Kalau di kehidupan offline kasta ditentukan oleh tanah, warisan, dan posisi kerja, maka di dunia online cukup pakai sudut kamera, caption bahasa Inggris, dan satu-dua foto ngopi estetik di kafe yang sepi karena mahal.

Realitas yang Bisa Disensor

Media sosial adalah tempat di mana semua orang bisa jadi siapa saja, selama tidak difollow tetangga kontrakan. Yang di kehidupan nyata ngantor naik angkot, di Instagram-nya suka update story “mampir bentar” ke Bandara Soekarno-Hatta. Bukan karena mau naik pesawat, tapi karena ngantar orang dan sempat-sempatin selfie.

Ini bukan bohong, ini kurasi hidup. “Jangan nilai seseorang dari feed-nya, karena realitanya ada di galeri yang nggak pernah di-upload.”

Kasta Berdasarkan Engagement

Stratifikasi sosial digital ditentukan bukan oleh seberapa banyak properti yang dimiliki, tapi seberapa banyak like, follower, dan komentar dari verified account.

Orang dengan 100k follower lebih dianggap berpendapat daripada guru PNS dengan pengalaman 30 tahun.

Fenomena ini bikin filsuf eksistensialis menangis. Dulu Descartes bilang “Aku berpikir, maka aku ada.” Sekarang berubah jadi: “Aku viral, maka aku valid.”

Estetika Jadi Etika

Di dunia media sosial, estetika berubah jadi etika baru. Kalau fotomu pecah, backlight, atau angle-nya miring sedikit aja, kamu dianggap belum pantas masuk kasta online yang beradab.

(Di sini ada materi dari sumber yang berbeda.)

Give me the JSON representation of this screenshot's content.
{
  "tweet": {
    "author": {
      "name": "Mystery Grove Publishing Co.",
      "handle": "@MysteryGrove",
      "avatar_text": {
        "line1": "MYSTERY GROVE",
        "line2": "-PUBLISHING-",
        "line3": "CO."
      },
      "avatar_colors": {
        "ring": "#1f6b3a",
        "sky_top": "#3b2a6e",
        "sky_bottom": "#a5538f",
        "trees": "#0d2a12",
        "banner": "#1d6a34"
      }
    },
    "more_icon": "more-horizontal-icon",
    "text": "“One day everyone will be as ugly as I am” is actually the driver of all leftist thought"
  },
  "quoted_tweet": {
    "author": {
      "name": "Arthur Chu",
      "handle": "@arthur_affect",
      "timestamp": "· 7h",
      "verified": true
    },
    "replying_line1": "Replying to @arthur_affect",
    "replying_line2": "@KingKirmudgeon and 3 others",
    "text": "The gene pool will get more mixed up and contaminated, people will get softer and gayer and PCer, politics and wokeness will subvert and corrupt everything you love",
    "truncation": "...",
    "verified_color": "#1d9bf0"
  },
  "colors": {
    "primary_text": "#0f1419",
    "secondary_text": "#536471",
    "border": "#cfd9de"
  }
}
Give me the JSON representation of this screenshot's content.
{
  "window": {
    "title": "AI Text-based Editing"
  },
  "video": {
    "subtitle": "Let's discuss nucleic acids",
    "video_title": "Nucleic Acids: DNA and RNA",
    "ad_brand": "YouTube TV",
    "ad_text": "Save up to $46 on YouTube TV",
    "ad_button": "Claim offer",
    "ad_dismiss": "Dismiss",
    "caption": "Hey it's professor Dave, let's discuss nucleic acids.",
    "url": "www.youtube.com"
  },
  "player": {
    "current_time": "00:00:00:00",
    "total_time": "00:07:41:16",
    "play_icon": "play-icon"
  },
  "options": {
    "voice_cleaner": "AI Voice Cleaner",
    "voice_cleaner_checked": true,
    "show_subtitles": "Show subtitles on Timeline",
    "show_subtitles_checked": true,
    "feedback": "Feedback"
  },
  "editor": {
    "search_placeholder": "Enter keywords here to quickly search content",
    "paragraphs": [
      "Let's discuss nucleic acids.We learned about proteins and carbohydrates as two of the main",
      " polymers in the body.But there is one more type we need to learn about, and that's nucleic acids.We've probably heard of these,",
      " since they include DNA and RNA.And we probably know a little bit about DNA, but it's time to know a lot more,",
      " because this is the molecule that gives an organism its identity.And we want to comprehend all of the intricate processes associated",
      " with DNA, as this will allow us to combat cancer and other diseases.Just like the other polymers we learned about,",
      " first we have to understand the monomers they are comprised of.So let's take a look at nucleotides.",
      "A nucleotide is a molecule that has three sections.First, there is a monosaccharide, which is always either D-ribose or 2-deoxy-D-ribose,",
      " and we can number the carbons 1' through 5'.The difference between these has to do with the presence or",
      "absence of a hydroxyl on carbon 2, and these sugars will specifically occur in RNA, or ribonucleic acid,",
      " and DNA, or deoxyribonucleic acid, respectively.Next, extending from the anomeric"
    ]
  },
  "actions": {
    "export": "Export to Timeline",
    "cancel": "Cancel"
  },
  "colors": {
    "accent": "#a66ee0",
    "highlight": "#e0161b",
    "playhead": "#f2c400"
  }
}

Punya HP flagship tapi selfie masih blur? Duh, itu dosa sosial tingkat ringan. Posting foto kue ulang tahun di atas meja triplek? Maaf, kamu baru sampai kasta “netijen awam”, belum naik ke “citizen influencer”.

Kejujuran Dianggap Blunder

Anehnya, kalau kamu terlalu jujur, malah dianggap cari perhatian. Ngaku susah, dibilang “mainin mental health buat dapet simpati”. Ngaku senang, dibilang “pamer, sombong, nggak peka keadaan”.

Akhirnya, semua orang terjebak jadi karakter: sok lucu biar relatable, sok sedih biar dikasih perhatian, dan sok sukses biar dilamar brand. Padahal mungkin semua itu cuma karena nggak ada kerjaan dan kuota masih sisa.

Kesetaraan yang Semu

Di media sosial, semua orang bisa bersuara. Tapi tidak semua suara didengar. Akun dengan centang biru bilang, “Kita harus peduli UMKM,” padahal setiap hari endorse skincare dari Korea. Sementara akun yang beneran jualan gorengan di kolom komentar malah dikira spam dan dihapus sistem. Begitu egaliter sampai-sampai algoritma lebih peduli sama engagement daripada empati.

Dunia yang Bisa Diedit

Media sosial bukan mencerminkan kenyataan, tapi harapan. Harapan jadi lebih cantik, lebih kaya, lebih disukai, atau paling tidak, lebih terlihat berhasil dibanding mantan.

Tapi pada akhirnya, semua filter akan luntur juga saat paket data habis. Dan kita harus kembali ke dunia nyata, tempat tidak ada tombol “edit”, dan kasta sosial tidak bisa dibentuk dari likes.